Tschera Harkness Connell is the head of the Access, Support and Accounting Department for the Ohio State University Libraries in Columbus. She holds a bachelor’s degree from Mackinac College and an MSLS and PhD from the University of Illinois at Urbana-Champaign. Her specialty area of librarianship is knowledge organization, and her research focuses on users, information systems, and the interface between them. She is currently investigating the impact of expanded access to and use of e-journals at Ohio State in order to better understand scholars’ resource and service needs and the development of metadata standards for digital collections.

Jean-Pierre V. M. Hérubel is a philosophy/history and art/design bibliographer, reference librarian, and associate professor of library science at Purdue University in West Lafayette, Indiana. He holds both bachelor’s and master’s degrees in history from Pennsylvania State University and an MLS and PhD in European history from Kent State University. His articles and reviews have appeared in various library and interdisciplinary journals, and he is the author of Annales Historiography and Theory: A Selective and Annotated Bibliography (Greenwood Press, 1994). He also serves as a bibliographer for the semiannual publication French Historical Studies. His research interests focus on historiography and the philosophy of history, the history of disciplines, bibliometrics, and intellectual and cultural history.

Charles Johanningsmeier is an associate professor of English at the University of Nebraska at Omaha.
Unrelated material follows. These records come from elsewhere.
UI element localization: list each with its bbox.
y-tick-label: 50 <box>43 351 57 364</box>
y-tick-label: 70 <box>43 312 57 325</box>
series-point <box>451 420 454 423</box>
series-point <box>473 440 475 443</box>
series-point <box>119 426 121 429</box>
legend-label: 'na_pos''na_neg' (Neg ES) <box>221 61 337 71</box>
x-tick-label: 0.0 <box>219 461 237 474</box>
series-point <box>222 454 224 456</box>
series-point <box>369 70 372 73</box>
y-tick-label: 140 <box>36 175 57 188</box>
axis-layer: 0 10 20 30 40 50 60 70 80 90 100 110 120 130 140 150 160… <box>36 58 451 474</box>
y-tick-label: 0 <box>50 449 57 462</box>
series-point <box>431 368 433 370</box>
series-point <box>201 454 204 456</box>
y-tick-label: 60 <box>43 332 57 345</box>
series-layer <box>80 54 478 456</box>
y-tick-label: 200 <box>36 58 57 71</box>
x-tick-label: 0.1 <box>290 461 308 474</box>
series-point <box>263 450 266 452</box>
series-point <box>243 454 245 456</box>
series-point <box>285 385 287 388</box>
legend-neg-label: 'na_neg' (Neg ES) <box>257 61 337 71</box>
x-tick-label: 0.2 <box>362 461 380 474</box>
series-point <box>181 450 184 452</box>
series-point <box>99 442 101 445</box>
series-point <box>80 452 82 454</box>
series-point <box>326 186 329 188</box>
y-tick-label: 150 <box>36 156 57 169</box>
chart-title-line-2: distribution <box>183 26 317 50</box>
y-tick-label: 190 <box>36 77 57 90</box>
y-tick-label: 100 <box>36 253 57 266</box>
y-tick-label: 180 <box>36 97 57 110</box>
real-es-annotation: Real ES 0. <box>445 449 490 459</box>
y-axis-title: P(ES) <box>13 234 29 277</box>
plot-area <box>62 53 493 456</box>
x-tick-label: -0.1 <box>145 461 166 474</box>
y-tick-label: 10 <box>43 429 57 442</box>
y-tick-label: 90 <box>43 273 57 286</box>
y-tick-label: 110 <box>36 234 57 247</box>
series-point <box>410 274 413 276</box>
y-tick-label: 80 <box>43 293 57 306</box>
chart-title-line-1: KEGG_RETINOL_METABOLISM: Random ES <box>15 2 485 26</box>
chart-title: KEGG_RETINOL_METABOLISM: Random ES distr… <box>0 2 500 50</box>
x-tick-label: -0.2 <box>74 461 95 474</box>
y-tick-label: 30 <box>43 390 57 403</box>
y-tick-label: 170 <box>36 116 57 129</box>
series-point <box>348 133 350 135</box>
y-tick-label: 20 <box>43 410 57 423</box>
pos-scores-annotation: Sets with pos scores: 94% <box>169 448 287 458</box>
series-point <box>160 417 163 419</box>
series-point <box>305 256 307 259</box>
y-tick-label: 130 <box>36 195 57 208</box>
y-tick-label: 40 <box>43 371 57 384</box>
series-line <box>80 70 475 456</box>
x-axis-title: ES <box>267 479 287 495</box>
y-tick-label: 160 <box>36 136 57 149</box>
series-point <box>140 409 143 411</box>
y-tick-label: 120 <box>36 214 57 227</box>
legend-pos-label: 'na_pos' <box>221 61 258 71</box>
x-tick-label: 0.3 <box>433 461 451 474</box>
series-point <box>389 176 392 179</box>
His educational background includes an undergraduate degree from Haverford College and a master’s degree in English and a doctorate in English and American [End Page 318] studies from Indiana University. He is the author of Fiction and the American Literary Marketplace: The Role of Newspaper Syndicates, 1860–1900 (Cambridge University Press) as well as a number of articles on how readers and authors interacted with periodicals in late-nineteenth-century America. He is currently the co–book review editor for SHARP News, published by the Society for the History of Authorship, Reading, and Publishing. Current research involves determining who was reading nineteenth-century American regionalist fiction and where they were doing so, including the role of libraries in making such materials available to readers.